Ex-Zapu Members Uneasy Over GNU

THERE is growing uneasiness with the on-going talks between Zanu PF and the MDC among former PF Zapu members in Matabeleland who fear an agreement will dilute their influence in the region.

 

The former PF Zapu members, according to sources, fear that they would be shunted aside by the MDC which will use its dominance at the polls to bargain for the leadership of the three Matabeleland provinces.

The Zimbabwe Independent yesterday established that the two factions of the MDC want their members to be appointed governors in the three provinces by virtue of their domination at the polls.

“There is serious apprehension in Matabeleland over the talks and that is the reason why the Zanu PF leadership in Matabeleland has not been coming out in support of the Sadc-led talks,” one Zanu PF source speaking on condition of anonymity said.

“The language that they are using is denigratory of MDC leader Morgan Tsvangirai.

“However, their worst fear is that they will lose the positions that have been reserved for them since the signing of the Unity Accord in 1987.”

The source said the PF Zapu leadership in Matabeleland also wanted guarantees that they would get a ministerial quota in cabinet even if they did not win seats in the March 29 elections.

People who have benefited from the unity quota in the past are Vice-President Joseph Msika, John Nkomo, Sikhanyiso Ndlovu, and Sithembiso Nyoni and who have been appointed to cabinet without winning elections.

Governors Sithokozile Mathuthu of Matabeleland North, Cain Mathema of Bulawayo and Angeline Masuku of Matabeleland South have also benefited from presidential appointments.

The sources said the MDC was keen to have its members appointed governors in Matabeleland North and South and in Bulawayo.
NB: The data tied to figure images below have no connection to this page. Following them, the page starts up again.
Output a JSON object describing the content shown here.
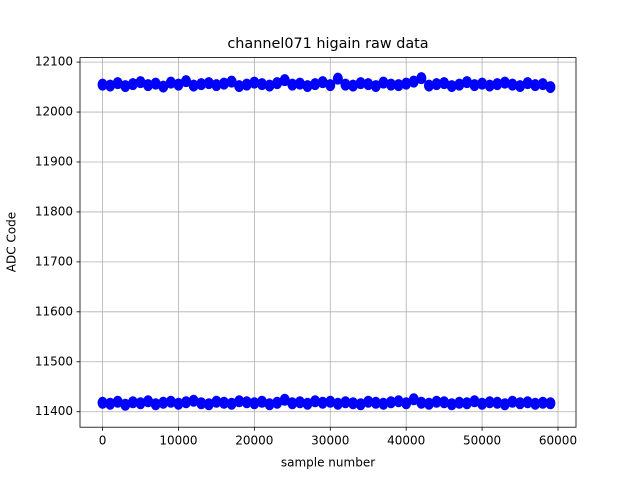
{
  "chart_data": {
    "type": "scatter",
    "title": "channel071 higain raw data",
    "xlabel": "sample number",
    "ylabel": "ADC Code",
    "x": [
      0,
      1000,
      2000,
      3000,
      4000,
      5000,
      6000,
      7000,
      8000,
      9000,
      10000,
      11000,
      12000,
      13000,
      14000,
      15000,
      16000,
      17000,
      18000,
      19000,
      20000,
      21000,
      22000,
      23000,
      24000,
      25000,
      26000,
      27000,
      28000,
      29000,
      30000,
      31000,
      32000,
      33000,
      34000,
      35000,
      36000,
      37000,
      38000,
      39000,
      40000,
      41000,
      42000,
      43000,
      44000,
      45000,
      46000,
      47000,
      48000,
      49000,
      50000,
      51000,
      52000,
      53000,
      54000,
      55000,
      56000,
      57000,
      58000,
      59000,
      0,
      1000,
      2000,
      3000,
      4000,
      5000,
      6000,
      7000,
      8000,
      9000,
      10000,
      11000,
      12000,
      13000,
      14000,
      15000,
      16000,
      17000,
      18000,
      19000,
      20000,
      21000,
      22000,
      23000,
      24000,
      25000,
      26000,
      27000,
      28000,
      29000,
      30000,
      31000,
      32000,
      33000,
      34000,
      35000,
      36000,
      37000,
      38000,
      39000,
      40000,
      41000,
      42000,
      43000,
      44000,
      45000,
      46000,
      47000,
      48000,
      49000,
      50000,
      51000,
      52000,
      53000,
      54000,
      55000,
      56000,
      57000,
      58000,
      59000
    ],
    "values": [
      12055,
      12053,
      12058,
      12052,
      12056,
      12060,
      12054,
      12057,
      12051,
      12059,
      12055,
      12062,
      12053,
      12056,
      12058,
      12054,
      12057,
      12061,
      12052,
      12055,
      12059,
      12056,
      12053,
      12058,
      12064,
      12055,
      12057,
      12052,
      12056,
      12060,
      12054,
      12067,
      12055,
      12053,
      12058,
      12056,
      12052,
      12059,
      12055,
      12054,
      12057,
      12061,
      12068,
      12053,
      12056,
      12058,
      12052,
      12055,
      12060,
      12054,
      12057,
      12053,
      12056,
      12059,
      12055,
      12052,
      12058,
      12054,
      12056,
      12050,
      11418,
      11416,
      11420,
      11414,
      11419,
      11417,
      11421,
      11415,
      11418,
      11420,
      11416,
      11419,
      11422,
      11417,
      11415,
      11420,
      11418,
      11416,
      11421,
      11419,
      11417,
      11420,
      11415,
      11418,
      11424,
      11417,
      11419,
      11416,
      11421,
      11418,
      11420,
      11416,
      11419,
      11417,
      11415,
      11420,
      11418,
      11416,
      11419,
      11421,
      11417,
      11425,
      11418,
      11416,
      11420,
      11419,
      11415,
      11418,
      11417,
      11421,
      11416,
      11419,
      11418,
      11415,
      11420,
      11417,
      11419,
      11416,
      11418,
      11417
    ],
    "color": "#0000ff",
    "xlim": [
      -2970,
      62370
    ],
    "xticks": [
      0,
      10000,
      20000,
      30000,
      40000,
      50000,
      60000
    ],
    "ylim": [
      11369,
      12109
    ],
    "yticks": [
      11400,
      11500,
      11600,
      11700,
      11800,
      11900,
      12000,
      12100
    ],
    "grid": true
  }
}
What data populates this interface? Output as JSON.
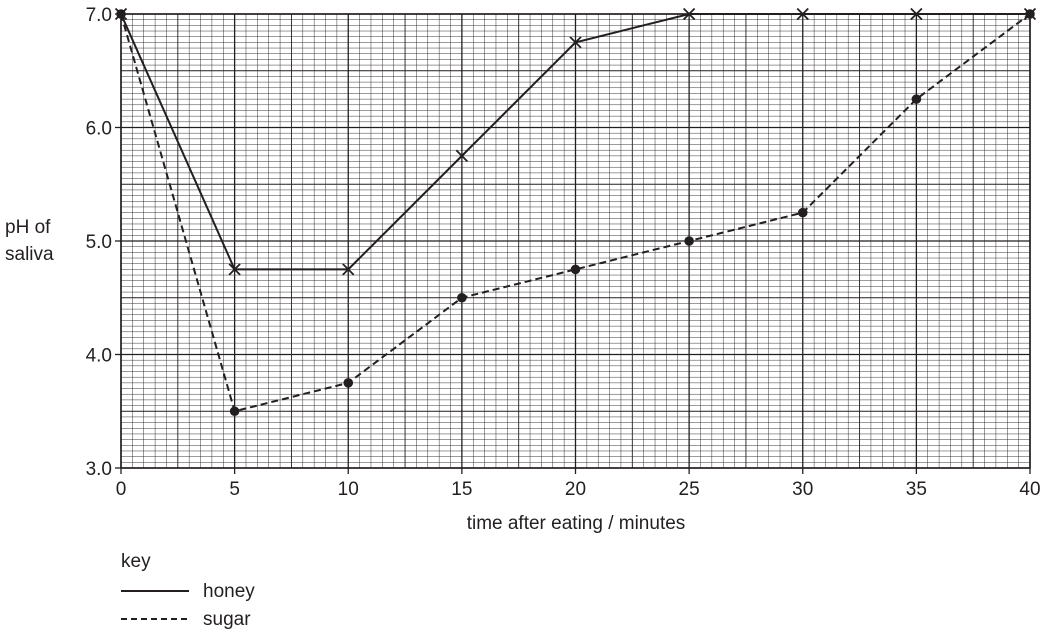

President Robert Mugabe was unlikely to appoint any losers from the Matabeleland region as he juggles about who to maintain in his cabinet as he only has five non-constituency senators whom he can appoint.

The sources said Mugabe had limited choices because he still has to appoint Tsvangirai and ArthurMutambara as non-constituency senators to enable him to accommodate them in cabinet.

He also needs to accommodate Msika and trusted lieutenant Patrick Chinamasa who lost his seat in March.

The Matabeleland leadership is divided over the issue of allegiance. Two weeks ago Msika accused politicians in the region of de-campaigning their colleagues.

He further alleged that some politicians were going behind his back straight to Mugabe seeking ministerial positions.

Meanwhile, the decision to confine the on-going talks to the MDC and Zanu PF has irked smaller political parties and civic organisations, who fear any agreement between the two would be similar to the 1987 Unity Accord.

The parties include the United People’s Party (UPP) and the Dawn/Mavambo/Kusile project which have lashed out at what they termed “elitist” talks between the MDC and Zanu PF.

Leaders of the Federal Democratic Union (FDU) and the Progressive Union of Matabeleland (Puma) Paul Siwela and Leonard Nkala respectively, said they were disappointed at the discriminatory nature of the Sadc-brokered talks.

Siwela said the two MDC formations should be wary of being used to endorse the perpetuation of Mugabe’s rule through the talks as happened with PF Zapu in 1987.

Siwela said South African President Thabo Mbeki, the talks mediator, should lead to a process that is inclusive of all political parties.

“In South Africa all political parties were involved in the process of dismantling apartheid and if these talks succeed, it is clear that they will result in a miscarriage of political expediency,” Siwela said.

“The talks will produce a hung-back democracy which shall remain an albatross for this country and a source of discomfort for many years to come.”

He said the problems facing the country were not between Zanu PF and the MDC, but ranged from abuse of human rights, corruption and diplomatic bungling.

“The talks are beyond Zanu PF and the MDC, but are a strategy to maintain some individuals in power,” Nkala said.

“It is the same strategy that was adopted in 1987 to keep and prolong some people’s stay in power. The talks will not solve the country’s problems.”

He said the talks should embrace other political parties, which include UPP, Puma, FDU and Zanu Ndonga.

The party leaders are unanimous that issues to do with killings during the current elections, genocide in Matabeleland, human rights abuses and corruption should form part of the agenda of any talks to chart the country’s future.